Nationalfeiertag in Katalonien: Seit bald 40 Jahren wird jeweils am 11. September der «Diada Nacional de Catalunya» in der katalanischen Metropole Barcelona von riesigen Menschenaufmarsch begleitet – stets geht es dabei um die Unabhängigkeit. Doch dieses Jahr dürften die Proteste etwas leiser ausfallen: Der Kampf für die Loslösung Kataloniens vom spanischen Staat steckt rund zwei Jahre nach dem Unabhängigkeitsreferendum fest.
Historische Gründe: Der «Diada» geht auf die Kapitulation Barcelonas vor den Truppen des Bourbonen Philipp von Anjou im Jahr 1714 zurück. Mit der Niederlage im spanischen Erbfolgekrieg endete auch die katalanische Selbstverwaltung des damaligen Fürstentums, die katalanischen Institutionen wurden aufgelöst. «In den Augen vieler Unabhängigkeitsbefürworter besteht diese Schmach bis heute», sagt die seit 15 Jahren in Barcelona lebende Journalistin Julia Macher.

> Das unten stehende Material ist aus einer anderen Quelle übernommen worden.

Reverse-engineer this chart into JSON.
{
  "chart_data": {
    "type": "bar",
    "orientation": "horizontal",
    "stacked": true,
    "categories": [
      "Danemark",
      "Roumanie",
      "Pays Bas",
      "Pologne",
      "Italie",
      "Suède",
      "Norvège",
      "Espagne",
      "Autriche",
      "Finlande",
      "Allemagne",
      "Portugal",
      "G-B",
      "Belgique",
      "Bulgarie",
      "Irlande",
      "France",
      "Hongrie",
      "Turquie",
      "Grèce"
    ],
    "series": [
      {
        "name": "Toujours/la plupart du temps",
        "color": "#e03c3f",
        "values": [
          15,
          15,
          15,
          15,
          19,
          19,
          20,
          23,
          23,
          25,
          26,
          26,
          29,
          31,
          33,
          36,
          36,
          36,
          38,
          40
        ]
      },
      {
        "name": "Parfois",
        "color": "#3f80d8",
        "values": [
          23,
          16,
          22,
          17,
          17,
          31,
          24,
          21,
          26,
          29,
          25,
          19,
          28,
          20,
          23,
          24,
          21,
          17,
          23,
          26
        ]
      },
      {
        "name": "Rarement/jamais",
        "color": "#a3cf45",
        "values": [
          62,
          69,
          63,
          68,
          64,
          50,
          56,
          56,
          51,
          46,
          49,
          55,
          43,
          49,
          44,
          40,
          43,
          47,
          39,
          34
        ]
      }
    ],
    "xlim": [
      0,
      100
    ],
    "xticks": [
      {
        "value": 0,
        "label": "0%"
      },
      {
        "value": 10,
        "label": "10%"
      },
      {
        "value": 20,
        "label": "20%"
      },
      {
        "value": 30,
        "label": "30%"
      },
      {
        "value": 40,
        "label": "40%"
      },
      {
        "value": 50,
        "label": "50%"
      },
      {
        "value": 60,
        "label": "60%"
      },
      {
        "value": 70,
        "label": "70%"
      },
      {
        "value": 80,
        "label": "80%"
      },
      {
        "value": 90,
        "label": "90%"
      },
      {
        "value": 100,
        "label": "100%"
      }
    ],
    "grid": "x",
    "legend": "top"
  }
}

Hunderttausende Demonstrierende: Vor einem Jahr nahm bis zu eine Million Katalanen am Demonstrationszug des Nationalfeiertags teil, dieses Jahr meldeten sich im Vorfeld noch rund 400'000 Personen an. Während der Nationalfeiertag in den vergangenen Jahren stets mittels medienwirksamer Performances – wie Menschenketten durch die ganze Provinz – abgehalten wurde, sei jetzt von Euphorie nichts mehr zu spüren, sagt Macher. «Und das liegt nicht nur am für heute angekündigten Regen.»
Politikmüde Katalanen: Viele Katalanen seien zunehmend frustiert – nicht nur ob der Politik Madrids, sondern auch ob der Politik, wie sie aus der katalanischen Hauptstadt Barcelona kommt, weiss die Journalistin. Zwar unterstützten gemäss Umfragen immer noch bis zu 49 Prozent der Katalanen die Unabhängigkeit von Spanien. Doch die beiden grössten Unabhängigkeitsparteien in Barcelona sind völlig zerstritten, es fehlt eine gemeinsame Strategie für das weitere Vorgehen in Richtung Loslösung von Spanien.
Langer Atem nötig: «Der Traum von der Unabhängigkeit im Schnellverfahren ist definitiv geplatzt», bilanziert Macher die Entwicklung der letzten zwei Jahre. Die katalanische Regierung von Quim Torra gibt sich gegen aussen zwar glühend-nationalistisch. Doch tatsächlich verfolgt sie eine realistischere und pragmatischere Gangart, um irgendwann doch noch die Unabhängigkeit Kataloniens herbeizuführen. Bezeichnend dafür ist die Aussage des katalanischen Vizepräsidenten in einem Interview: Natürlich arbeite er weiter an der Unabhängigkeit Kataloniens. Ob diese aber in zehn, dreissig oder noch mehr Jahren Realität werde, wollte er nicht sagen.